No 32.ºCNMI realizou-se a sessão MI25/26 dedicada ao tema “O que há de novo em… Obesidade”, na qual Joana Louro participou como palestrante, destacando a evolução do conhecimento científico e a necessidade de uma nova abordagem desta patologia na prática clínica.
A especialista sublinhou a relevância do tema, enquadrando a obesidade como uma doença crónica de elevada complexidade e impacto transversal. “A obesidade é uma doença crónica, complexa, progressiva, multifatorial e recidivante que afeta potencialmente todos os órgãos e sistemas e tem grande impacto na saúde mental. Não é apenas um problema de saúde, é um problema prioritário de saúde pública”, referiu, destacando ainda o papel central da adiposidade disfuncional na fisiopatologia da doença e na sua associação a múltiplas comorbilidades.
Joana Louro enfatizou que são estas comorbilidades, em particular a patologia cardiovascular, que mais frequentemente chegam à prática diária da Medicina Interna, contribuindo para a carga de doença e mortalidade. Nesse sentido, defendeu a importância do reconhecimento precoce da obesidade enquanto doença baseada na adiposidade, bem como da sua correta estratificação e tratamento. “Reconhecer esta doença baseada na adiposidade, diagnosticar, estratificar e tratar precocemente permitirá alterar a progressão da doença com ganhos significativos em saúde”, afirmou, reforçando a ideia da obesidade como “doença mãe” de múltiplas patologias do espectro da Medicina Interna.

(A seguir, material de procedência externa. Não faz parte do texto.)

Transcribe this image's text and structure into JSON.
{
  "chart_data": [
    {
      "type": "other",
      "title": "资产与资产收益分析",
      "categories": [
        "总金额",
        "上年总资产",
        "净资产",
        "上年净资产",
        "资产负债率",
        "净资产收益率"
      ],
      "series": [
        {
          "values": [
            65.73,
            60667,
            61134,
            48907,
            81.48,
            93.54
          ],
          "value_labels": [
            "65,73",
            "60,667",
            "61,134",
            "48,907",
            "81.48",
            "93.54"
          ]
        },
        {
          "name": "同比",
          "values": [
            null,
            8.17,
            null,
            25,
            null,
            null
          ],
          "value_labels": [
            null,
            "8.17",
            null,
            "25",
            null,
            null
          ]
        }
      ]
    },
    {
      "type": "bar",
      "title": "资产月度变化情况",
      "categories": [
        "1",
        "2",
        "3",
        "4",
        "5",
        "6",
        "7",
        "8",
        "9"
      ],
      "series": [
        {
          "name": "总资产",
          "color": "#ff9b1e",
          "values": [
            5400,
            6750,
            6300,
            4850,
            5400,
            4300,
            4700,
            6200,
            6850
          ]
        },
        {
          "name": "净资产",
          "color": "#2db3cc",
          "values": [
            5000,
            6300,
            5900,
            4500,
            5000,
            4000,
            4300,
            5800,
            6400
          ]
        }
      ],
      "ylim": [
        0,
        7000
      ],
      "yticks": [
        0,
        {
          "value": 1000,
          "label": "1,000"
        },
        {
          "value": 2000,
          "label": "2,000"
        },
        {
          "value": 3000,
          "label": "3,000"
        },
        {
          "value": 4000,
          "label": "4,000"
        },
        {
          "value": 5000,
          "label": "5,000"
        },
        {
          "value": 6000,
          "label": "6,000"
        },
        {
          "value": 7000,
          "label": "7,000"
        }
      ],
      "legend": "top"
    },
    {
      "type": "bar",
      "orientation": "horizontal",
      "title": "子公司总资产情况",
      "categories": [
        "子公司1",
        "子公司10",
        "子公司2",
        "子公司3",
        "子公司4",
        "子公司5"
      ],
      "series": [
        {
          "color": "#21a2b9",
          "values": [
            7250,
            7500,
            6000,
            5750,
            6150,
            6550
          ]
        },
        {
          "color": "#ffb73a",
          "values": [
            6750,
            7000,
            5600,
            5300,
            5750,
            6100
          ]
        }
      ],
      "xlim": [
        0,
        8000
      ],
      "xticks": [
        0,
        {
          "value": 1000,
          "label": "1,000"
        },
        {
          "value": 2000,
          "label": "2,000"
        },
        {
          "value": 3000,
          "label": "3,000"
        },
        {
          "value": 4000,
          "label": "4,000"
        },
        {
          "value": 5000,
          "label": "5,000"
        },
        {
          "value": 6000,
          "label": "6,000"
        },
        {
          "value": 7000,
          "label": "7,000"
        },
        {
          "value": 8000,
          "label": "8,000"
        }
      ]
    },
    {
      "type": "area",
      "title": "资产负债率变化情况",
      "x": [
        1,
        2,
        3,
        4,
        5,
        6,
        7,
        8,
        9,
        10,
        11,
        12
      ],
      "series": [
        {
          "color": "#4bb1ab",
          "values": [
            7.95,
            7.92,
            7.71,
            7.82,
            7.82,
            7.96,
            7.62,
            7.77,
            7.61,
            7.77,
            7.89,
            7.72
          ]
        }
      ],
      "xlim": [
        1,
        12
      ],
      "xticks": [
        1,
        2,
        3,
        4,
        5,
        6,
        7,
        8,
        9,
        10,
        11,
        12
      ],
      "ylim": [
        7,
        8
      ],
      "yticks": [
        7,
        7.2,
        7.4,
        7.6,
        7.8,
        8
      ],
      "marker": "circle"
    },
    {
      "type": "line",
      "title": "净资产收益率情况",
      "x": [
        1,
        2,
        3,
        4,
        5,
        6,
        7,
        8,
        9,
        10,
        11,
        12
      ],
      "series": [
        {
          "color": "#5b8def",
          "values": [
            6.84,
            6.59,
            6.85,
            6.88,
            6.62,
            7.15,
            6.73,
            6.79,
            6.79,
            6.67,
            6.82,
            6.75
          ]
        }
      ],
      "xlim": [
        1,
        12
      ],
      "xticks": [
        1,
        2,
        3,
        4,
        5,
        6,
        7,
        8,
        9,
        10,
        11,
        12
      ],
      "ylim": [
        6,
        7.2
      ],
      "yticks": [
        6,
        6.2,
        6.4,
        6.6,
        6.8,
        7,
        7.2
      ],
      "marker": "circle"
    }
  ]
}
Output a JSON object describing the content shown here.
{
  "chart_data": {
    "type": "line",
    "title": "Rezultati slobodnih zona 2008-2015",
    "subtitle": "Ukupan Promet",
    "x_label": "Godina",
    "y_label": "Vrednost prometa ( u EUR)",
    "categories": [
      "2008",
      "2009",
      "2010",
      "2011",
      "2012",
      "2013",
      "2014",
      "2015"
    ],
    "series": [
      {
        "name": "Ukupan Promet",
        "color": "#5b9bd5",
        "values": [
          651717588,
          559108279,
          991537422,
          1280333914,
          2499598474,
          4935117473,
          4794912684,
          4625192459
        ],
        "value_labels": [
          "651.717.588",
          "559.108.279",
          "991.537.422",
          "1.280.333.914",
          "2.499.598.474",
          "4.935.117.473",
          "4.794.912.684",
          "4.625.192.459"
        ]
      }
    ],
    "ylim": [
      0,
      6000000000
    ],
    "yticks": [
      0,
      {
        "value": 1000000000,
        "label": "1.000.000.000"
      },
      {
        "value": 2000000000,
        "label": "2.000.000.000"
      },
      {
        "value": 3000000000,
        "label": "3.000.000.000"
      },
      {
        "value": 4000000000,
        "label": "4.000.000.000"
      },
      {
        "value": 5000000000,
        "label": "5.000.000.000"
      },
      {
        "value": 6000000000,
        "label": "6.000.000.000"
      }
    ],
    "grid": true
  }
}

A sessão incidiu sobre vários pontos-chave, nomeadamente a mudança de paradigma na abordagem da obesidade e no conceito de saúde metabólica, a relevância do contínuo cardio-reno-metabólico e a importância do diagnóstico e tratamento precoces. Foram também discutidas as mais recentes evidências científicas, com destaque para os avanços na área terapêutica, que têm vindo a transformar a abordagem desta doença.
Relativamente ao 32.ºCNMI, Joana Louro destacou a importância do congresso enquanto momento de partilha, reflexão e atualização científica. “É sempre um momento de partilha, de encontro e de excelência científica. Um momento anual incontornável no calendário da Medicina Interna e particularmente importante para os internos. Para fazermos mais e melhor pelos nossos doentes também precisamos de parar, refletir, pensar em conjunto, atualizar-nos cientificamente e definir estratégias diferenciadoras”, afirmou.
As expectativas para o congresso foram igualmente elevadas, com a especialista a manifestar confiança na qualidade do evento. “Com esta comissão organizadora? As expectativas são gigantes e tenho a certeza de que não serão defraudadas… É uma equipa verdadeiramente incrível!”, concluiu.